Moving from Fargo, the edge of eastern North Dakota, to Watford City, far in "the lawless border region," as my dad called it, involved several long hauls and an apartment hunting blitz. I moved in during a rain- and windstorm, got ticketed for parking when I went to buy a chair and slept on my bedroom floor for four nights due to the lack of a soft sleeping surface (i.e. mattress, couch, friendly Labrador). 

But now things are better. 

I've made friends around town, am well acquainted with my job and working on some great stories. 

The landscape around here is beautiful and arguably has more to offer than Fargo's flat farmland, though beauty is in the eye of the beholder. 

How easy it is, however, to drive 20 minutes south to be in the gorgeous Little Missouri Badlands of Theodore Roosevelt National Park's North Unit.
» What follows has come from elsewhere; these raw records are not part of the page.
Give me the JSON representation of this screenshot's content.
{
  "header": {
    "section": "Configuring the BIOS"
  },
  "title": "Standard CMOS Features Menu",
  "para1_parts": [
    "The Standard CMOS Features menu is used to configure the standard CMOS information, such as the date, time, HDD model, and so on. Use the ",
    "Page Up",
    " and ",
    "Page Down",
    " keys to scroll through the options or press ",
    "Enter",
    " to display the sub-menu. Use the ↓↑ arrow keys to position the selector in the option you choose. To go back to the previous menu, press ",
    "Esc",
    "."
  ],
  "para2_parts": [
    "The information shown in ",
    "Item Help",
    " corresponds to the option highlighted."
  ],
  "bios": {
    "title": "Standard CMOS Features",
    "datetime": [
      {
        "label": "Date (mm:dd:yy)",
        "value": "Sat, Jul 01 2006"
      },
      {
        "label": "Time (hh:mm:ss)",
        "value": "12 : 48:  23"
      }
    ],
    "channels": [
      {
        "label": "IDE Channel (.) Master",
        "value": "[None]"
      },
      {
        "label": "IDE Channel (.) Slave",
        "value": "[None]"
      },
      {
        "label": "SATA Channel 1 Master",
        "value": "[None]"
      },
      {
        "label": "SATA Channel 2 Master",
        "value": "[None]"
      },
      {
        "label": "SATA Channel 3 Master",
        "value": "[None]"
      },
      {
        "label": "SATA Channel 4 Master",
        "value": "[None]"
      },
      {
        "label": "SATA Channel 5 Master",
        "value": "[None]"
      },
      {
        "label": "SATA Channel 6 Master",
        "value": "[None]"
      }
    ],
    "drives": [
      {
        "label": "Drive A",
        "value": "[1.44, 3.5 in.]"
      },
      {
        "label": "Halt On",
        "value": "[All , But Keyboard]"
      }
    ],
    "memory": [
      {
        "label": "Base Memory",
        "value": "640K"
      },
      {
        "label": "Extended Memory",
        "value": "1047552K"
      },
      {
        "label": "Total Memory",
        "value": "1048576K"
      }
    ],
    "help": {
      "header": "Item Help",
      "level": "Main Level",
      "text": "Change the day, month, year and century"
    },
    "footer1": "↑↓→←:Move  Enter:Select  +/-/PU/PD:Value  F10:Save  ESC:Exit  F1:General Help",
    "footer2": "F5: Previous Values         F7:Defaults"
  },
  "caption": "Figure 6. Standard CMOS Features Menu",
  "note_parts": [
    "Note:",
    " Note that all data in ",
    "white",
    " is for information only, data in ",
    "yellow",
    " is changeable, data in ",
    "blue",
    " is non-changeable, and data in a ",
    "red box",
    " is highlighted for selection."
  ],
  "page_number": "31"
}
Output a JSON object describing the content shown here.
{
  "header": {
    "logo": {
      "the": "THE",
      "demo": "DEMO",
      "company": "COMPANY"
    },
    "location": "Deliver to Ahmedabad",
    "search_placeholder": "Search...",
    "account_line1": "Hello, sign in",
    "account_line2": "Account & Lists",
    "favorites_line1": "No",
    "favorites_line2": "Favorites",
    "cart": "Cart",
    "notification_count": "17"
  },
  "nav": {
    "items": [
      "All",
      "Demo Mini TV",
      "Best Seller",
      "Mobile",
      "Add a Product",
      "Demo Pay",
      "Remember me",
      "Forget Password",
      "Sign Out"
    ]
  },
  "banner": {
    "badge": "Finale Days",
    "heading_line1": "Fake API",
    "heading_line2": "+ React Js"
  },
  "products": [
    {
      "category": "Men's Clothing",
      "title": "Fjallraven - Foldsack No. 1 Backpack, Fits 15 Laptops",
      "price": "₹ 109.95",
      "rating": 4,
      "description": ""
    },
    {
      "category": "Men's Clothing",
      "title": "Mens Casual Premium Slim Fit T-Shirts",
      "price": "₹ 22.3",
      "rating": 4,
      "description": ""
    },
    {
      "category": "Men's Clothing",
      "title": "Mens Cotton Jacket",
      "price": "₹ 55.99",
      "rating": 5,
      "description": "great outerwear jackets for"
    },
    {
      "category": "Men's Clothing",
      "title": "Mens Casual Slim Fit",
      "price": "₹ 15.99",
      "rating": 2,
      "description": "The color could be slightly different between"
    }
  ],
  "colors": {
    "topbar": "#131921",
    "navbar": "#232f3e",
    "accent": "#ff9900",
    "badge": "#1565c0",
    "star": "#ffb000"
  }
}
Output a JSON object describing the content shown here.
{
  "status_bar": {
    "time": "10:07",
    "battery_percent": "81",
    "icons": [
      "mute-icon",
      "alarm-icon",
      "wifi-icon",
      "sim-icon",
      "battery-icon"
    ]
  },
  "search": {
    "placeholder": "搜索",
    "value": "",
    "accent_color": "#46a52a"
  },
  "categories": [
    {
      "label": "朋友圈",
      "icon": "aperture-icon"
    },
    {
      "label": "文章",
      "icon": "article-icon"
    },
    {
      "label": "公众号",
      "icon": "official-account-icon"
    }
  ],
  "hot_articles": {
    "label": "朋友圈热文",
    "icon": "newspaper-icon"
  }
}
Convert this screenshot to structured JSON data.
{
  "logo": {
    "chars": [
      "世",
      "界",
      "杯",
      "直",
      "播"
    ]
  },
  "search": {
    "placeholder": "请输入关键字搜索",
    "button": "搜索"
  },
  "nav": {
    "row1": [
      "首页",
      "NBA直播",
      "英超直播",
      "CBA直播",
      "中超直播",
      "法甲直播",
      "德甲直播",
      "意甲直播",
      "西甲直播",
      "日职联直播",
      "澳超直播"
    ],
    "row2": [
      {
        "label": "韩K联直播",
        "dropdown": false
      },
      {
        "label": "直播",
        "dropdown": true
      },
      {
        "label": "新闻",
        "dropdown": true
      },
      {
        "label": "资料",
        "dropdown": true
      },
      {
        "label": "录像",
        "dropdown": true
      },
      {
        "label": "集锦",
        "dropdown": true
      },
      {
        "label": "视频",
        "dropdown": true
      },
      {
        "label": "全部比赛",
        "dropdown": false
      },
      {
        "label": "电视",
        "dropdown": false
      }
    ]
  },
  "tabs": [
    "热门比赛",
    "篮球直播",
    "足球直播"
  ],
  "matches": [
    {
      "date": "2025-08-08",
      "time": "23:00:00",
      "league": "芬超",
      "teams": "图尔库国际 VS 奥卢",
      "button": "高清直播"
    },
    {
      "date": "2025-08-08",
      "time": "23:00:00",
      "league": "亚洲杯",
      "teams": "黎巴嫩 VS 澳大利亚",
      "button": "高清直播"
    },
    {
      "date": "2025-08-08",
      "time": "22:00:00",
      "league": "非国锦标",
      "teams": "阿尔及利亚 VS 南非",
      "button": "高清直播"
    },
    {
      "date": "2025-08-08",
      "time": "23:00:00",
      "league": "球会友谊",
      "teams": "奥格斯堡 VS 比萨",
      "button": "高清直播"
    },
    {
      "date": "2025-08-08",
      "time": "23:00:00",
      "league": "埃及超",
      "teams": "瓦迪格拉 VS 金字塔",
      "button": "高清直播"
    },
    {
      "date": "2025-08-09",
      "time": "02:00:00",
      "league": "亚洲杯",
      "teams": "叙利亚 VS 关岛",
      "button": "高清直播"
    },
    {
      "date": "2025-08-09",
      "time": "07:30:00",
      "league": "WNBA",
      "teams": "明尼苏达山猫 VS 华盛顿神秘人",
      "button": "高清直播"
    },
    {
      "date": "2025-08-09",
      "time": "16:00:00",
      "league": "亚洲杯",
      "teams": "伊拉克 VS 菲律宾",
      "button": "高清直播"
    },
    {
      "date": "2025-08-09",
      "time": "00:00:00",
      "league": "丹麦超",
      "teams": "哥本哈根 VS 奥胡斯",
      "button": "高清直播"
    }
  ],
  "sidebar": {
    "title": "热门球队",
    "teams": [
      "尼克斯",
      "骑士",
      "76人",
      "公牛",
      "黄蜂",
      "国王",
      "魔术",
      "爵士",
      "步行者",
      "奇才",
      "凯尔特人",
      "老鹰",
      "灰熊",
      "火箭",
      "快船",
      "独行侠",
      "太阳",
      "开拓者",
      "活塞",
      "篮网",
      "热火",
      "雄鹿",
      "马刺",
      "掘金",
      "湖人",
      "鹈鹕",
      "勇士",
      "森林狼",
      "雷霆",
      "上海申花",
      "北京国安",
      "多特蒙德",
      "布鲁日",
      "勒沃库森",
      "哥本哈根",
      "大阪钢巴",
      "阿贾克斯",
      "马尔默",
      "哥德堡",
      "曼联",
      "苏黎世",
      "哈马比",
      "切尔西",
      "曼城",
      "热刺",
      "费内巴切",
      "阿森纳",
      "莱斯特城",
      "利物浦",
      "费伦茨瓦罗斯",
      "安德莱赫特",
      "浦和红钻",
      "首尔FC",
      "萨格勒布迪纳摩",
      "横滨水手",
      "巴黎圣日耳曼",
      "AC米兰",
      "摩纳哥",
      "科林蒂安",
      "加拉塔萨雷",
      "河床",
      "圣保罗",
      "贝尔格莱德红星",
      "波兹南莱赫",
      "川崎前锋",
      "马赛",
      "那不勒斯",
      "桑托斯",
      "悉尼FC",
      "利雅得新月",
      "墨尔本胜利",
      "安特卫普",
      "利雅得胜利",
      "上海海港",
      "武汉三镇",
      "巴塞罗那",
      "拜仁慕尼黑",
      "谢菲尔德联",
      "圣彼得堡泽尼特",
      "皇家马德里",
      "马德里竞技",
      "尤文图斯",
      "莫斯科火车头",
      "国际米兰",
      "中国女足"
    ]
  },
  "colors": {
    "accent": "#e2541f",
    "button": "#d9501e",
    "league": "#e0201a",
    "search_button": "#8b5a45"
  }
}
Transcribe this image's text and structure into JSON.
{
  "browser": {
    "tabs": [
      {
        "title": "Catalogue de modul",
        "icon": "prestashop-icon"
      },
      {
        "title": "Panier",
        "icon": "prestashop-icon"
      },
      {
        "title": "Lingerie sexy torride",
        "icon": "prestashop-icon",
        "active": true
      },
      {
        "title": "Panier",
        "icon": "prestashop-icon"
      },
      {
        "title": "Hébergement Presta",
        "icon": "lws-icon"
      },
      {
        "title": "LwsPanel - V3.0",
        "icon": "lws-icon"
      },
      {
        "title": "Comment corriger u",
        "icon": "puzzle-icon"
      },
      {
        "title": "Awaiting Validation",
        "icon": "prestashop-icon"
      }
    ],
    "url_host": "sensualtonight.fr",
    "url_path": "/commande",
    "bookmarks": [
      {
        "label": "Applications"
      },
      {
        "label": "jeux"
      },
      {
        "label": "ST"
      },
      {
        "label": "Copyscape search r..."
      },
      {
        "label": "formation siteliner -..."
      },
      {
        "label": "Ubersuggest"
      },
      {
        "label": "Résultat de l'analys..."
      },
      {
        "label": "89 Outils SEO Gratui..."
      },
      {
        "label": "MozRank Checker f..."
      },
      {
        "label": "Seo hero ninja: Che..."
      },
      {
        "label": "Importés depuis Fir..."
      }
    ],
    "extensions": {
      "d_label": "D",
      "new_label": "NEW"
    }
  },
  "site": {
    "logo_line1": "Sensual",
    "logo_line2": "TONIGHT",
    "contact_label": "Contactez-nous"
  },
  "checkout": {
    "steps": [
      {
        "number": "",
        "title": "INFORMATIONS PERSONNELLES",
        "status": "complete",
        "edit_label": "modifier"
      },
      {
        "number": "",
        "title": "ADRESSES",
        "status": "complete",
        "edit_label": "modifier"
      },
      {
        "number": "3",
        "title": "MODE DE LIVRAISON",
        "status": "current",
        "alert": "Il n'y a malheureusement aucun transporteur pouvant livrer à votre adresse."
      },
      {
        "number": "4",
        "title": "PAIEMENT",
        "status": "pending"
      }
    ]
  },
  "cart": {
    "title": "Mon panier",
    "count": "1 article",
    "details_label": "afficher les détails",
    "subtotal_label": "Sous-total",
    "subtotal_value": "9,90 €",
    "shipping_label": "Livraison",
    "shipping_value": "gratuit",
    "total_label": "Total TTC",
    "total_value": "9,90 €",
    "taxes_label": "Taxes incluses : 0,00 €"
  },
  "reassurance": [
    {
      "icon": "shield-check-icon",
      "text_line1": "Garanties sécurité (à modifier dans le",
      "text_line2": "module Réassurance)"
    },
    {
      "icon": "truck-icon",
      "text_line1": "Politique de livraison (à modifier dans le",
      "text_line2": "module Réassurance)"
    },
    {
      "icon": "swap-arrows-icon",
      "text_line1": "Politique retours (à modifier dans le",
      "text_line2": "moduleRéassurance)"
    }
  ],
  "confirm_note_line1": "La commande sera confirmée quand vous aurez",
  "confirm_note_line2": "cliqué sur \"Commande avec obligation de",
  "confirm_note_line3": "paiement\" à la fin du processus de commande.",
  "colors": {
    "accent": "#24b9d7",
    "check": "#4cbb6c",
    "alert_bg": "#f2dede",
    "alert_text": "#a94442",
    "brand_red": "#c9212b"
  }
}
Before moving, it was at least a five-hour drive from Fargo to even get to the North Unit's gates. 

Now it's like driving from my old apartment near Kmart to my parents' place up in north Fargo. 

One reality I noticed about Fargo in moving to Watford City was the proliferation of trees. I realized this when viewing the city from the 16th floor of the Radission Hotel Fargo during my buddy Pace's graduation party. Fargo is carpeted with green trees. 

Watford City has none. 

Well, maybe that's not true, but what Watford City lacks in trees, it makes up for with topography, and Fargo vice-versa. 

The people are perhaps the most noticeable feature of my new town. Ninety-nine percent of those I meet are nice, warm and receptive to a young journalist they just met. 

It's just the guy who flipped me off in traffic last month who's been hard to get along with. 

A few of my Fargo relations told me how holier-than-thou or uptight Watford City area residents may be to a young guy from Imperial Cass, but I haven't sensed any overriding "west is best" mentality. If anything, people aim to get along and work together to make great things like the Watford Market or turn out for my photography exhibit. 

I've vowed to give it at least one year in Watford City to experience a full circle of life in this place (unless something hugely life altering happens). I've liked what I've seen so far.